Virtual architecture is on the verge of leaping from the computer screen into real life. Engineers and architects from the Massachusetts Institute of Technology (MIT) have designed a building made of water: a Digital Water Pavilion to be erected next summer at the 2008 World Expo in Zaragoza, Spain. Sponsored by the City of Zaragoza, the 5,000-square-foot, rectangular building will contain displays about the future of Zaragoza and its new technology-oriented Digital Mile district.
 
Architects have been using computers to experiment with reconfigurable architecture throughout the past decade in the hope of creating interactive structures that respond to human needs in real time. But until the advent of new software—the pavilion’s designers used standard CAD applications as well as a proprietary java-based program and the open-source programming site processing.org—and new types of sensor technology and water solenoids—electrically operated water valves—this malleable type of architecture existed primarily on a conceptual plane.
 
“Now we can put the physical and digital together,” says Carlo Ratti, the head of MIT’s SENSEable City Laboratory, which focuses on cities and technology. “This is a way to have responsive architecture—a way to have bits and atoms seamlessly merge.”
 
The walls will be produced by a water pipe suspended 16.5 feet in the air, punctuated by closely spaced solenoids.
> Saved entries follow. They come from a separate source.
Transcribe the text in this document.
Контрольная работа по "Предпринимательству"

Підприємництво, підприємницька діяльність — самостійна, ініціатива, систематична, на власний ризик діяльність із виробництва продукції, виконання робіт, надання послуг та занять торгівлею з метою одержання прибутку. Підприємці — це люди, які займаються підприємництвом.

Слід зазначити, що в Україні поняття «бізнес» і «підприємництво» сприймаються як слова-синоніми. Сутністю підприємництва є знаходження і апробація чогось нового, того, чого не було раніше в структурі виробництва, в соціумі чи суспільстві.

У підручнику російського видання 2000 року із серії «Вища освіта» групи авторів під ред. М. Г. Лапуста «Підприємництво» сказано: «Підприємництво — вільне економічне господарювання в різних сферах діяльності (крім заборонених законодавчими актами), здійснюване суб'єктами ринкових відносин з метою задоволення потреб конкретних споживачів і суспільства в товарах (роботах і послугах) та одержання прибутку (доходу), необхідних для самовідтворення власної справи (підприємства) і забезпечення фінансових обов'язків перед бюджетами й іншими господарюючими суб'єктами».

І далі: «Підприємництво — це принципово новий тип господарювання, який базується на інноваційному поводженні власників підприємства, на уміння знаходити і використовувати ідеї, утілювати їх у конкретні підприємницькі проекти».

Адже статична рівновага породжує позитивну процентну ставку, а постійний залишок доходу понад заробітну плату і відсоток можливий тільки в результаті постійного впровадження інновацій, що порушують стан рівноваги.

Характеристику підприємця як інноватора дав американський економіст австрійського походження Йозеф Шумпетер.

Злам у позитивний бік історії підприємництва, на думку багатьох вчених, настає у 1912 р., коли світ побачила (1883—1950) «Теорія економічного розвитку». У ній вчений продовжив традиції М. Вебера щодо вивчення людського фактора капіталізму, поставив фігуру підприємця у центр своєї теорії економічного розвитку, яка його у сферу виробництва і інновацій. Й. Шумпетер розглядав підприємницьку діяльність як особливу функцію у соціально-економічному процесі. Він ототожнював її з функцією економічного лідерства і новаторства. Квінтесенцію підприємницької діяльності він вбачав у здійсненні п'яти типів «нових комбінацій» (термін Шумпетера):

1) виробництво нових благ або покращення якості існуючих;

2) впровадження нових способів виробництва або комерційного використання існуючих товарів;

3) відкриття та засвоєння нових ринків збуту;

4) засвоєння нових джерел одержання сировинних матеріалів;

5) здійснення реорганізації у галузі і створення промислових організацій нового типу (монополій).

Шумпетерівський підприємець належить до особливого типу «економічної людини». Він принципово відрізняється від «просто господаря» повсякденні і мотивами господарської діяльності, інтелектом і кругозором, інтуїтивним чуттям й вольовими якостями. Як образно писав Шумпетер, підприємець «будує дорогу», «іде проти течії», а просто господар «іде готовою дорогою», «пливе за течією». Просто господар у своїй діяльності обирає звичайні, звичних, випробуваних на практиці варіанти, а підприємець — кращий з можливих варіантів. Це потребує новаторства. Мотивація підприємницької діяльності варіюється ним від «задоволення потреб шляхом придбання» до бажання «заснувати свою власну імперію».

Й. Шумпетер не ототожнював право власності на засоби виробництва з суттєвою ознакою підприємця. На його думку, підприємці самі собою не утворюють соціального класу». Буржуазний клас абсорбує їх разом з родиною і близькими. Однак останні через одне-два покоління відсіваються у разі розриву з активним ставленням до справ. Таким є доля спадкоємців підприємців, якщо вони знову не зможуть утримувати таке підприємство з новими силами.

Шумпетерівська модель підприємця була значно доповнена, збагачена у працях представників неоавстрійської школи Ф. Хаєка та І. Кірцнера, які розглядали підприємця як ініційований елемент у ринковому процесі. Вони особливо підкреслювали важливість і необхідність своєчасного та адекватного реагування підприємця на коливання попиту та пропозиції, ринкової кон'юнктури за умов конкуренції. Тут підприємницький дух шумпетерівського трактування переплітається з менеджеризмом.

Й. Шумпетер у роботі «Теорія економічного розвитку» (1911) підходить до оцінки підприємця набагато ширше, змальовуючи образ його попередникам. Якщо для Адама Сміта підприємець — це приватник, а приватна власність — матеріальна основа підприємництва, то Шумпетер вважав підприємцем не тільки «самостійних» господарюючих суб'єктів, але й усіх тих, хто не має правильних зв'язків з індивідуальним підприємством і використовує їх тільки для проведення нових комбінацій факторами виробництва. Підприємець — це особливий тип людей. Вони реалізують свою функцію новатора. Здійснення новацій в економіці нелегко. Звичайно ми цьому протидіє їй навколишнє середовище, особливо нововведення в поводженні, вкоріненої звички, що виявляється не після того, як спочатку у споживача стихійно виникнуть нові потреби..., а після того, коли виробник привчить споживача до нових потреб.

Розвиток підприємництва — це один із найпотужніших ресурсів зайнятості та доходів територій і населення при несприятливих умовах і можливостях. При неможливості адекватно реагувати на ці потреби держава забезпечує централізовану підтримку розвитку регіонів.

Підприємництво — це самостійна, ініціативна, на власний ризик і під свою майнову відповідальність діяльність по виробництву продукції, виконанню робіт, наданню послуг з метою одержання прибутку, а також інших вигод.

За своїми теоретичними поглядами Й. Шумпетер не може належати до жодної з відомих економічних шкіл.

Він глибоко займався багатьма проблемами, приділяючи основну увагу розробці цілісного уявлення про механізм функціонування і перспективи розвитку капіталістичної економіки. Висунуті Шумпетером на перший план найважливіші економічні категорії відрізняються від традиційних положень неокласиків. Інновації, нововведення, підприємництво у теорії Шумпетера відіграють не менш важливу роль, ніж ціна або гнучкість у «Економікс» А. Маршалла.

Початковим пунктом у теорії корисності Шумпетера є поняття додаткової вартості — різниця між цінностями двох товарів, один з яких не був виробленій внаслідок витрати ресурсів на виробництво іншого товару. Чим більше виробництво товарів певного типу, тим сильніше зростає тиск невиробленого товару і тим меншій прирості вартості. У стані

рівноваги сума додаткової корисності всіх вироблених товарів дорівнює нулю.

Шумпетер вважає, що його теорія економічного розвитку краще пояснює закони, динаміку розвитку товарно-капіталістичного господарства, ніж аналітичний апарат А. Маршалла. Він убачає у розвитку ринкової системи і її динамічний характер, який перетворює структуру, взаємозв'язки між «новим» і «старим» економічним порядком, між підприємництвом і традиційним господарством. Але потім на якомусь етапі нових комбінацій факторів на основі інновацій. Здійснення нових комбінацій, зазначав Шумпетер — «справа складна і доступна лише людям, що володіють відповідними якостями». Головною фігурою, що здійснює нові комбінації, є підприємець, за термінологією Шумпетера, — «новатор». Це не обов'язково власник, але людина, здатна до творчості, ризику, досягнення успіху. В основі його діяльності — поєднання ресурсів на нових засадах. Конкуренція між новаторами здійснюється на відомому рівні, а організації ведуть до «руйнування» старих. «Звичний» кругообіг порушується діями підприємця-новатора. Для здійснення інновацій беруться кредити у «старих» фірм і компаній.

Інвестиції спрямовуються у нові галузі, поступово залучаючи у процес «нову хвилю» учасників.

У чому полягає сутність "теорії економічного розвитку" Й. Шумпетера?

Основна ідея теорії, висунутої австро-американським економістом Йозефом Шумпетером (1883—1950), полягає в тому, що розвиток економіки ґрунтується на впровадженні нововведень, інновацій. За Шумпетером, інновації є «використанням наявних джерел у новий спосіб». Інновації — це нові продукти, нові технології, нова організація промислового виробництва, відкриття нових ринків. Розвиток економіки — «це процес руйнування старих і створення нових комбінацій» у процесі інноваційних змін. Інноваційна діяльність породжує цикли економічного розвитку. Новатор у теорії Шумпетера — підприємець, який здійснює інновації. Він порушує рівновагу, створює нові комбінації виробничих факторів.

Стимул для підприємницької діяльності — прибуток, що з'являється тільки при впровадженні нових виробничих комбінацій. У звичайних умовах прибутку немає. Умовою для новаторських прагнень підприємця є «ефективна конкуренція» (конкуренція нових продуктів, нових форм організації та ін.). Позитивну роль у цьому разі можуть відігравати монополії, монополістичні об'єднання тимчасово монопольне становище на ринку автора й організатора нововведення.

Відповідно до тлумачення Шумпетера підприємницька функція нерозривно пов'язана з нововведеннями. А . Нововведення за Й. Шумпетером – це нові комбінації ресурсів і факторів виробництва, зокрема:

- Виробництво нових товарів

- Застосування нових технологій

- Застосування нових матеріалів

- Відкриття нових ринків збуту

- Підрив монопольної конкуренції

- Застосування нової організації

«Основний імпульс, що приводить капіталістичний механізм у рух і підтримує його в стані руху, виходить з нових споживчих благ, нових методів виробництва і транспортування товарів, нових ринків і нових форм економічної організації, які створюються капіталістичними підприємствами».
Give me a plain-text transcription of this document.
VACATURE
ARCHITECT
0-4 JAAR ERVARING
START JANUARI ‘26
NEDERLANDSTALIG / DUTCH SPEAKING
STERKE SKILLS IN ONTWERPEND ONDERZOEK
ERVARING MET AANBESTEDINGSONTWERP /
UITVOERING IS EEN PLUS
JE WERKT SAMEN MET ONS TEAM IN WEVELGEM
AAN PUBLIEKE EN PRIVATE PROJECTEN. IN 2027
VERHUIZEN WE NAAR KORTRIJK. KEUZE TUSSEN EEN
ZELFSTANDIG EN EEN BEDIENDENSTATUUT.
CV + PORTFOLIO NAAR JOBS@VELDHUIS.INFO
These computer-controlled valves will be opened and closed to create gaps in the water so that people can walk into the pavilion without getting wet, and to manipulate the walls into parabolic shapes and patterns. The pavilion’s roof, made of a composite covered by waterproof stainless-steel sheathing, will be submerged in a layer of water. Hydraulic pistons will raise and lower the roof, and the entire structure can be lowered into the landscape when not in use.
 
A water-walled building is especially appropriate for Zaragoza and other places with a hot and dry climate, Ratti says, because it is chilled naturally by means of evaporative cooling, removing the need for artificial air conditioning. But the technology can also simply be used as a purely sculptural element. “The point that we want to make is that digital architecture should be able to totally appear and totally disappear.”